Wednesday, 15 February 2012
Recently, Kodak filed for bankruptcy. I felt a tinge of sadness at the news. I had studied photography in college, and spent many years selling Kodak film while working at Henry's and Black's. Paul Simon's popular song was my mantra. I even sold stale-dated Super 8 Ektachrome to Sting and Andy Summers when they dropped by the store way back in the Eighties before they were famous. I have boxes and boxes of slides and photographs recording every moment I thought was beautiful and wanted to share with everyone.
While at college, I not only honed my painting skills, but also learned how to develop film and print my own photographs in a darkroom. At first, the process seemed complicated and very mysterious. First I had to expose the film or photographic paper to controlled light, either through a camera or enlarger lens. Then I immersed the film in a developing solution for a set time, then switch to an acid bath to stop the process. By the end, I had a photograph to put in a frame or an album.

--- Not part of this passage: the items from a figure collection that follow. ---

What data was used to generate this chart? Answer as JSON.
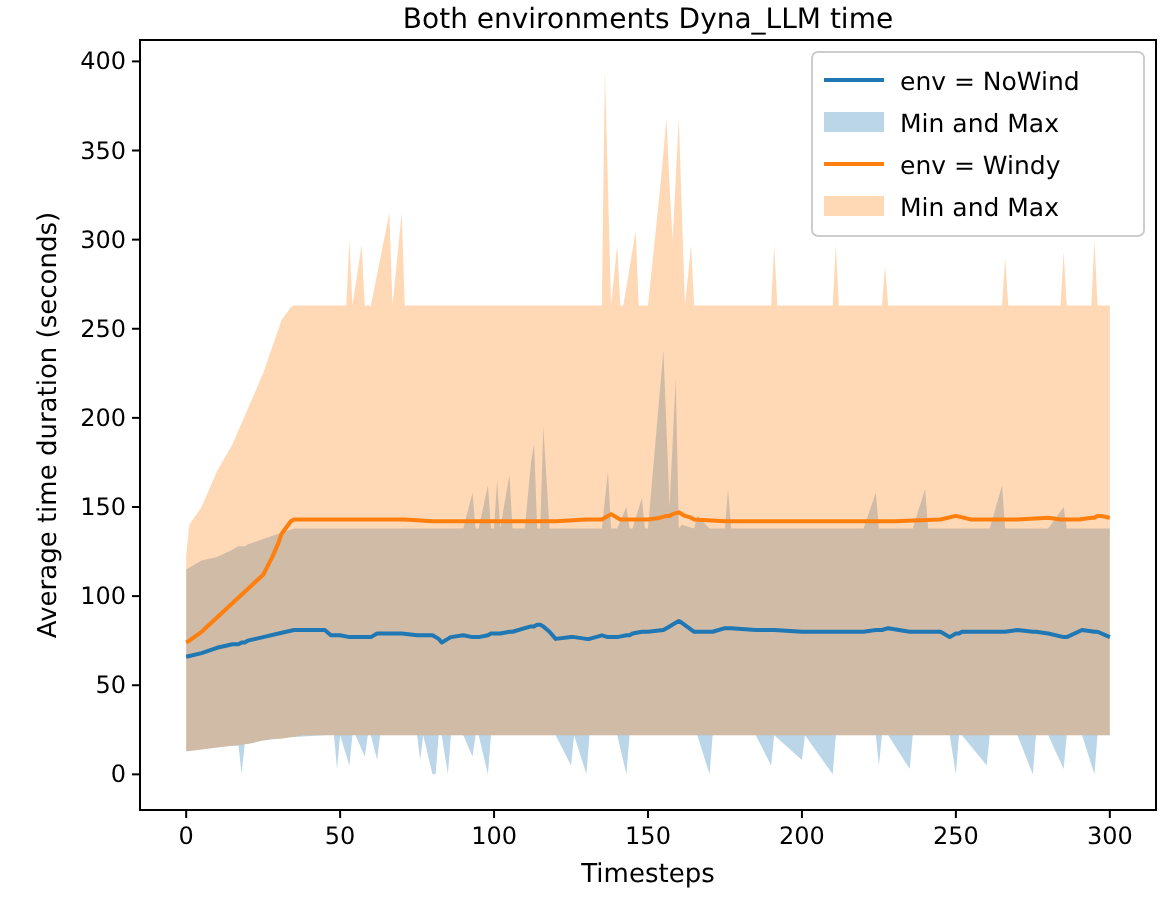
{
  "chart_data": {
    "type": "line",
    "title": "Both environments Dyna_LLM time",
    "xlabel": "Timesteps",
    "ylabel": "Average time duration (seconds)",
    "xlim": [
      -15,
      315
    ],
    "ylim": [
      -20,
      412
    ],
    "xticks": [
      0,
      50,
      100,
      150,
      200,
      250,
      300
    ],
    "yticks": [
      0,
      50,
      100,
      150,
      200,
      250,
      300,
      350,
      400
    ],
    "grid": false,
    "legend": "top right",
    "series": [
      {
        "name": "env = NoWind",
        "type": "line",
        "color": "#1f77b4",
        "x": [
          0,
          5,
          10,
          15,
          17,
          18,
          19,
          20,
          25,
          30,
          35,
          45,
          47,
          48,
          49,
          50,
          53,
          54,
          55,
          58,
          59,
          60,
          62,
          63,
          70,
          75,
          76,
          77,
          80,
          81,
          82,
          83,
          85,
          86,
          90,
          93,
          94,
          95,
          98,
          99,
          100,
          101,
          102,
          105,
          106,
          110,
          112,
          113,
          114,
          115,
          116,
          118,
          120,
          125,
          126,
          130,
          131,
          135,
          137,
          138,
          140,
          143,
          144,
          145,
          148,
          149,
          150,
          155,
          157,
          159,
          160,
          161,
          165,
          166,
          170,
          171,
          175,
          176,
          177,
          185,
          190,
          191,
          200,
          201,
          210,
          211,
          220,
          224,
          225,
          226,
          228,
          235,
          236,
          240,
          241,
          245,
          248,
          250,
          251,
          252,
          260,
          261,
          265,
          266,
          270,
          275,
          276,
          280,
          285,
          286,
          291,
          295,
          296,
          300
        ],
        "values": [
          66,
          68,
          71,
          73,
          73,
          74,
          74,
          75,
          77,
          79,
          81,
          81,
          78,
          78,
          78,
          78,
          77,
          77,
          77,
          77,
          77,
          77,
          79,
          79,
          79,
          78,
          78,
          78,
          78,
          77,
          76,
          74,
          76,
          77,
          78,
          77,
          77,
          77,
          78,
          79,
          79,
          79,
          79,
          80,
          80,
          82,
          83,
          83,
          84,
          84,
          83,
          80,
          76,
          77,
          77,
          76,
          76,
          78,
          77,
          77,
          77,
          78,
          78,
          79,
          80,
          80,
          80,
          81,
          83,
          85,
          86,
          85,
          80,
          80,
          80,
          80,
          82,
          82,
          82,
          81,
          81,
          81,
          80,
          80,
          80,
          80,
          80,
          81,
          81,
          81,
          82,
          80,
          80,
          80,
          80,
          80,
          77,
          79,
          79,
          80,
          80,
          80,
          80,
          80,
          81,
          80,
          80,
          79,
          77,
          77,
          81,
          80,
          80,
          77
        ],
        "lower": [
          13,
          14,
          15,
          16,
          16,
          0,
          17,
          17,
          19,
          20,
          21,
          22,
          22,
          22,
          3,
          22,
          5,
          22,
          22,
          10,
          22,
          22,
          8,
          22,
          22,
          22,
          8,
          22,
          0,
          0,
          22,
          22,
          0,
          22,
          22,
          10,
          22,
          22,
          0,
          22,
          22,
          22,
          22,
          22,
          22,
          22,
          22,
          22,
          22,
          22,
          22,
          22,
          22,
          5,
          22,
          0,
          22,
          22,
          22,
          22,
          22,
          0,
          22,
          22,
          22,
          22,
          22,
          22,
          22,
          22,
          22,
          22,
          22,
          22,
          0,
          22,
          22,
          22,
          22,
          22,
          5,
          22,
          8,
          22,
          0,
          22,
          22,
          22,
          5,
          22,
          22,
          3,
          22,
          22,
          22,
          22,
          22,
          0,
          22,
          22,
          5,
          22,
          22,
          22,
          22,
          0,
          22,
          22,
          3,
          22,
          22,
          0,
          22,
          22
        ],
        "upper": [
          115,
          120,
          122,
          126,
          128,
          128,
          128,
          129,
          132,
          135,
          138,
          138,
          138,
          138,
          138,
          138,
          138,
          138,
          138,
          138,
          138,
          138,
          138,
          138,
          138,
          138,
          138,
          138,
          138,
          138,
          138,
          138,
          138,
          138,
          138,
          158,
          138,
          138,
          162,
          138,
          138,
          165,
          138,
          168,
          138,
          138,
          175,
          185,
          138,
          138,
          195,
          138,
          138,
          138,
          138,
          138,
          138,
          138,
          170,
          138,
          138,
          150,
          138,
          138,
          155,
          138,
          138,
          238,
          150,
          222,
          138,
          140,
          138,
          145,
          138,
          138,
          138,
          160,
          138,
          138,
          138,
          138,
          138,
          138,
          138,
          138,
          138,
          158,
          138,
          138,
          138,
          138,
          138,
          160,
          138,
          138,
          138,
          138,
          138,
          138,
          138,
          138,
          162,
          138,
          138,
          138,
          138,
          138,
          150,
          138,
          138,
          138,
          138,
          138
        ]
      },
      {
        "name": "Min and Max",
        "type": "area",
        "color": "#1f77b4"
      },
      {
        "name": "env = Windy",
        "type": "line",
        "color": "#ff7f0e",
        "x": [
          0,
          1,
          5,
          10,
          15,
          20,
          25,
          28,
          30,
          31,
          34,
          35,
          38,
          52,
          53,
          54,
          57,
          58,
          60,
          66,
          67,
          70,
          71,
          80,
          100,
          120,
          130,
          134,
          135,
          136,
          138,
          140,
          141,
          142,
          146,
          147,
          150,
          154,
          156,
          157,
          158,
          160,
          162,
          164,
          165,
          175,
          190,
          191,
          192,
          200,
          210,
          211,
          212,
          226,
          227,
          228,
          230,
          245,
          250,
          255,
          265,
          266,
          267,
          270,
          280,
          284,
          285,
          286,
          290,
          294,
          295,
          296,
          297,
          300
        ],
        "values": [
          74,
          75,
          80,
          88,
          96,
          104,
          112,
          122,
          130,
          135,
          142,
          143,
          143,
          143,
          143,
          143,
          143,
          143,
          143,
          143,
          143,
          143,
          143,
          142,
          142,
          142,
          143,
          143,
          143,
          144,
          146,
          144,
          143,
          143,
          143,
          143,
          143,
          144,
          145,
          145,
          146,
          147,
          145,
          144,
          143,
          142,
          142,
          142,
          142,
          142,
          142,
          142,
          142,
          142,
          142,
          142,
          142,
          143,
          145,
          143,
          143,
          143,
          143,
          143,
          144,
          143,
          143,
          143,
          143,
          144,
          144,
          145,
          145,
          144
        ],
        "lower": [
          13,
          13,
          14,
          15,
          16,
          17,
          19,
          20,
          20,
          20,
          21,
          21,
          22,
          22,
          22,
          22,
          22,
          22,
          22,
          22,
          22,
          22,
          22,
          22,
          22,
          22,
          22,
          22,
          22,
          22,
          22,
          22,
          22,
          22,
          22,
          22,
          22,
          22,
          22,
          22,
          22,
          22,
          22,
          22,
          22,
          22,
          22,
          22,
          22,
          22,
          22,
          22,
          22,
          22,
          22,
          22,
          22,
          22,
          22,
          22,
          22,
          22,
          22,
          22,
          22,
          22,
          22,
          22,
          22,
          22,
          22,
          22,
          22,
          22
        ],
        "upper": [
          123,
          140,
          150,
          170,
          185,
          205,
          225,
          240,
          250,
          255,
          262,
          263,
          263,
          263,
          300,
          263,
          297,
          263,
          263,
          315,
          263,
          315,
          263,
          263,
          263,
          263,
          263,
          263,
          263,
          395,
          263,
          297,
          263,
          263,
          305,
          263,
          263,
          330,
          368,
          330,
          300,
          368,
          263,
          297,
          263,
          263,
          263,
          297,
          263,
          263,
          263,
          297,
          263,
          263,
          285,
          263,
          263,
          263,
          263,
          263,
          263,
          290,
          263,
          263,
          263,
          263,
          293,
          263,
          263,
          263,
          300,
          263,
          263,
          263
        ]
      },
      {
        "name": "Min and Max",
        "type": "area",
        "color": "#ff7f0e"
      }
    ]
  }
}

Kodak first came up with digital cameras, and yet they are failing to adapt to the changing landscape. Instead of developing new equipment to capture "Kodak Moments" they stuck with printers and paper. They concentrated on the end result but didn't think about how the medium was first created: through the mind's eye.
Publishing is going through a similar change. Our mind's eye creates a story, but the way we bring that medium to the masses is changing. Remember typewriters? Pens and paper? A pack of monks illuminating Mediaeval manuscripts? We brought our art to fruition through a painstaking process.
Now, it's so easy. Yay for computers! Well... easy to get it down in physical form. The writing part is still hard. But today, publishers are struggling with getting the final product to the masses. E-books are becoming more and more popular and paper costs are rising. Publishers are still hanging onto the concept that physical books are the only way to go, and are struggling to stay alive.
I love physical books. I like signing them for my readers. I like to look at them on my shelves and feel the paper with my fingers. I love wandering in book stores. I love old books with their musty smell and yellowing pages.
But like it or not, digital publishing is here to stay. I understand that it is a more efficient way to allow readers to immerse themselves in the stories we writers want to share. I hope both mediums can find a way to share the space in our brains.